Quattro anni da protagonista, 125 presenze e 15 gol che lo misero sempre più in mostra al cospetto delle grandi squadre italiane, principio rafforzato dalla presenza in nazionale under 21 guidata all’epoca da Cesare Maldini, con la quale conquisterà il campionato Europeo del 1996 e parteciperà con la stessa ai Giochi Olimpici di Atlanta. Dalle soddisfazioni con la nazionale minore, Fabio tocca il culmine accettando l’offerta dei bianconeri della Juve, dove Marcello Lippi lo richiese espressamente per comporre la linea di centrocampisti dei suoi sogni. Affare positivo anche per le casse del Napoli, all’epoca spesso a secco e bisognose di introiti, che con l’affare Pecchia si intasco dieci miliardi delle vecchie lire, nonostante ciò tanti furono rammaricati per la decisione di perdere un pezzo pregiato, forse uno degli ultimi, di una squadra tesa ad essere smantellata e costruita soltanto di presiti e comproprietà, causa il pericolo fallimento dietro l’angolo, avvenimento che da lì a qualche anno avverrà puntualmente. Vince il tricolore tanto ambito con i piemontesi, ma non brilla e viene subito messo in discussione, tant’è che viene girato in compartecipazione alla Sampdoria, altra annata non particolarmente edificante, e poi ai granata del Torino, dove si smarrisce e perde le tracce del centrocampista polmoni e corsa che si era conosciuto qualche anno prima.

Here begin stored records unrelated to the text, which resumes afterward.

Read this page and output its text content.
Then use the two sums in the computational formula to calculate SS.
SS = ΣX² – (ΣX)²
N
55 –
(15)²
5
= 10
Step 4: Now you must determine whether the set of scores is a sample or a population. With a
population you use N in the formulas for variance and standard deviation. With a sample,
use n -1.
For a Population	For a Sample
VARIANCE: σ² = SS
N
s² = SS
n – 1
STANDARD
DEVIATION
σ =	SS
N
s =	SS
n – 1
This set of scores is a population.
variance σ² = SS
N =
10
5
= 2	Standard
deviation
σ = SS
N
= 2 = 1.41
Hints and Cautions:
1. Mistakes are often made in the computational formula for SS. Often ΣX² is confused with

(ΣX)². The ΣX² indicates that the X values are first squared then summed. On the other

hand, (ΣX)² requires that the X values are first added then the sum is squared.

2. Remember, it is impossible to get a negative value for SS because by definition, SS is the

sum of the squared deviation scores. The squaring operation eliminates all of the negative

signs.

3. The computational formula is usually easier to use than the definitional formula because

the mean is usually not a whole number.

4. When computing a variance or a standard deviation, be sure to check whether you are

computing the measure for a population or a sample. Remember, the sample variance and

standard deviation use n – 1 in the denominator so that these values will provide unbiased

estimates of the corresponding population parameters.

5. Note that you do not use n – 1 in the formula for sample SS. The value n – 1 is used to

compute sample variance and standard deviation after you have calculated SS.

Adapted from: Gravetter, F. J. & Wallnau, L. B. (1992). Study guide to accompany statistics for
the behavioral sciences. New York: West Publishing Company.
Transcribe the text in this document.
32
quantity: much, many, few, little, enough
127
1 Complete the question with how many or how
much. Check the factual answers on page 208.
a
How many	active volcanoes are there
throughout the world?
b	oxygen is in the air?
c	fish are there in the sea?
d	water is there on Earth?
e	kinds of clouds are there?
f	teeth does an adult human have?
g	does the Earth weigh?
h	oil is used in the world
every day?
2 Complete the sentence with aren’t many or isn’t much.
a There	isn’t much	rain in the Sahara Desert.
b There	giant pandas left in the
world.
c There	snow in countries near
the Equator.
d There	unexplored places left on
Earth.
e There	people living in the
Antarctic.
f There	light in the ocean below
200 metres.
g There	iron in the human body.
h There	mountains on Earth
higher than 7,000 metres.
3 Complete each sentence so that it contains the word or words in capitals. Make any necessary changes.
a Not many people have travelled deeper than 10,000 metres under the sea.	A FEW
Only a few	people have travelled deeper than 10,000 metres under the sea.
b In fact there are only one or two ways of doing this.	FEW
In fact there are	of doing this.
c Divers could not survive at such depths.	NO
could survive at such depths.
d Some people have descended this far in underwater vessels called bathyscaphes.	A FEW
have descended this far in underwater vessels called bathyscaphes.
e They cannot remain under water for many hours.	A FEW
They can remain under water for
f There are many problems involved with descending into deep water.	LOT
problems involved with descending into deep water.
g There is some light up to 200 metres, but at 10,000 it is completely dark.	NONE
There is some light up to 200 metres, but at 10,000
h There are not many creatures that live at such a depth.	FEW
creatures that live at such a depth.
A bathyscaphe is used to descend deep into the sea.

Accetta la nuova sfida con il Napoli, che lo riprende volentieri anche perché sempre più indebitato e affamato di personaggi in cerca di riscatto con budget low cost, ma il “miracolo” non si concretizza, anzi va pure peggio, Napoli in serie B nonostante Fabio mette a segno sei gol in 27 gare, il peso degli errori schiaccia le ambizioni di Fabio e di qualche altro volenteroso di un’armata Brancaleone precipitata nel baratro, societario ma anche sotto l’aspetto calcistico. Ripartirà da Bologna dove disputa una buona annata, viene girato al neopromosso Como per una stagione (retrocessione in B per i lariani) per fare nuovamente ritorno dai rossoblù, parentesi a Siena, ritorno in Emilia e definitiva cessione all’Ascoli, dove dopo una buona stagione cambia ancora maglia, questa volta indosserà quella rossonera del Foggia, dove ritorna ad essere eroe e trascinatore, spingendo così il Frosinone a fare lo sforzo di acquistarlo per il proprio centrocampo. Un nuovo ritorno al Foggia conclude definitivamente la carriera di girovago e sognatore di Pecchia, l’avvocato per tutti, grazie alla laurea in Giurisprudenza che riuscì a conseguire quando ancora era a Napoli, ora la carriera di allenatore gli apre le porte e lo annuncia come uno dei più interessanti prodotti del nostro calcio.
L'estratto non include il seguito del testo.